Claro, o dualismo não é a única visão existente. A teoria oposta é o monismo, que considera que não há divisões na essência das coisas. Assim, corpo e mente não são fundamentalmente diferentes, e sim parte de um todo complexo. Entre os antigos, Parmênides defendia essa visão; entre os modernos, Spinoza. Para esse filósofo, o mundo era composto de uma substância neutra, da qual tanto o mental quanto o físico eram propriedades. Seja como for, essa visão sempre foi minoria. Faz muito pouco tempo que os pensadores começaram a considerar, em suas teorias, a natureza corporal do ser humano, o fato de que existimos no espaço (nós nos movemos, ocupamos espaço no mundo, trombamos uns com os outros) e no tempo (envelhecemos, temos uma expectativa de vida limitada). Não existimos sem nosso corpo: não é possível deixá-lo do lado de fora da sala de aula, assim como não é possível deixar a mente na porta da academia.

Forma x corpo

A essa altura, você deve estar se perguntando: “Como o corpo pode ser negligenciado na sociedade, se tudo que vejo por aí é a busca de um corpo perfeito, um padrão de beleza único?” De fato, não são os filósofos nem os físicos que estampam capas de revistas; não é em busca de um cérebro melhor que as pessoas se matriculam em academias.
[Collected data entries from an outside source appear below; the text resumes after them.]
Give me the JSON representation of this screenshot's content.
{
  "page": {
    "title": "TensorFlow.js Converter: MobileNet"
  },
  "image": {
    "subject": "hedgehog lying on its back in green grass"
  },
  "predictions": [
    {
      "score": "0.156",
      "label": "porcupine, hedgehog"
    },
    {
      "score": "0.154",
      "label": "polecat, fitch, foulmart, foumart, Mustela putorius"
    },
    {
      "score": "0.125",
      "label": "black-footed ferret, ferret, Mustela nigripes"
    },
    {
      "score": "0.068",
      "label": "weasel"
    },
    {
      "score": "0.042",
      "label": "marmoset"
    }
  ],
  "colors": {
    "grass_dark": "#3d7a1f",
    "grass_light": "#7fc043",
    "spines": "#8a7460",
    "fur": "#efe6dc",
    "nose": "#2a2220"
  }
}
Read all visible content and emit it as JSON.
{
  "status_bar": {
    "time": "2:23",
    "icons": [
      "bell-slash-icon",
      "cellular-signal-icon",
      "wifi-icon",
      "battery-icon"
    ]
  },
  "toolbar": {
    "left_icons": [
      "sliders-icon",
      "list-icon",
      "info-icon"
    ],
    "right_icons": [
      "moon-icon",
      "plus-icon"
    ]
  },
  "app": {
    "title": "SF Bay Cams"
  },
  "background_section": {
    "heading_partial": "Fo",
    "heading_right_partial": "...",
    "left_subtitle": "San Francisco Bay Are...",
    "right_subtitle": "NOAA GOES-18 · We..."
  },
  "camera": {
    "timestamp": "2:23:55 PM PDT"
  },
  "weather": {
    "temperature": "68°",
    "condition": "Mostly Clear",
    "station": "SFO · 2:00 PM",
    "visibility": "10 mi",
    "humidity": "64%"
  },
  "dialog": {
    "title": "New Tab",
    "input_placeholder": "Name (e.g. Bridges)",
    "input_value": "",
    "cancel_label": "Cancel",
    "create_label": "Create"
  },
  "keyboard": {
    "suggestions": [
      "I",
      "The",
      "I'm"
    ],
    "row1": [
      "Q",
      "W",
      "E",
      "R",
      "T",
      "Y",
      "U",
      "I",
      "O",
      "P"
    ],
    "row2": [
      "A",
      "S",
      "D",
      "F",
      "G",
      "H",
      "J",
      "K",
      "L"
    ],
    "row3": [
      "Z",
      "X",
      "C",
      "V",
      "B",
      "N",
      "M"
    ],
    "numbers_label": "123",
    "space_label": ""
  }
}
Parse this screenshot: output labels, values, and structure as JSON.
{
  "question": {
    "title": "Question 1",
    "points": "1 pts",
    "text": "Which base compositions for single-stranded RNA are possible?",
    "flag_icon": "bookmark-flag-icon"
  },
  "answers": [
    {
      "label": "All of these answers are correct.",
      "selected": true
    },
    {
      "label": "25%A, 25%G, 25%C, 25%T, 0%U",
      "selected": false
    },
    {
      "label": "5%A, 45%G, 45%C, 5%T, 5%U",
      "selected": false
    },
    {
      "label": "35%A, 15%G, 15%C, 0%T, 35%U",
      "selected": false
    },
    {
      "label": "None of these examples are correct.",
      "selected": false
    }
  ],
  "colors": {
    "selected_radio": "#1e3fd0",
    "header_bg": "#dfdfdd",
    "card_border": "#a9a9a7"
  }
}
Mas buscar um padrão de beleza é bem diferente de termos consciência de nosso organismo. “O ideal de alma elevada foi substituído por um ideal de boa forma”, diz Denise de Sant’Anna. “O dualismo continua, mas a oposição agora é entre o corpo carnal, mortal, que fica doente, envelhece, e um corpo ideal, sempre jovem e limpinho.” Quando buscam as academias, muitas pessoas não estão preocupadas em conhecer melhor o próprio corpo, integrar-se, ter mais saúde; o que procuram é um jeito de se encaixar nesse padrão ideal, ter uma forma para exibir. “Dizem que há uma corpolatria. Na verdade, é uma formolatria: culto à forma. Corpo cada um tem um, único. A forma, não. Ela é platônica”, diz Marília Coutinho.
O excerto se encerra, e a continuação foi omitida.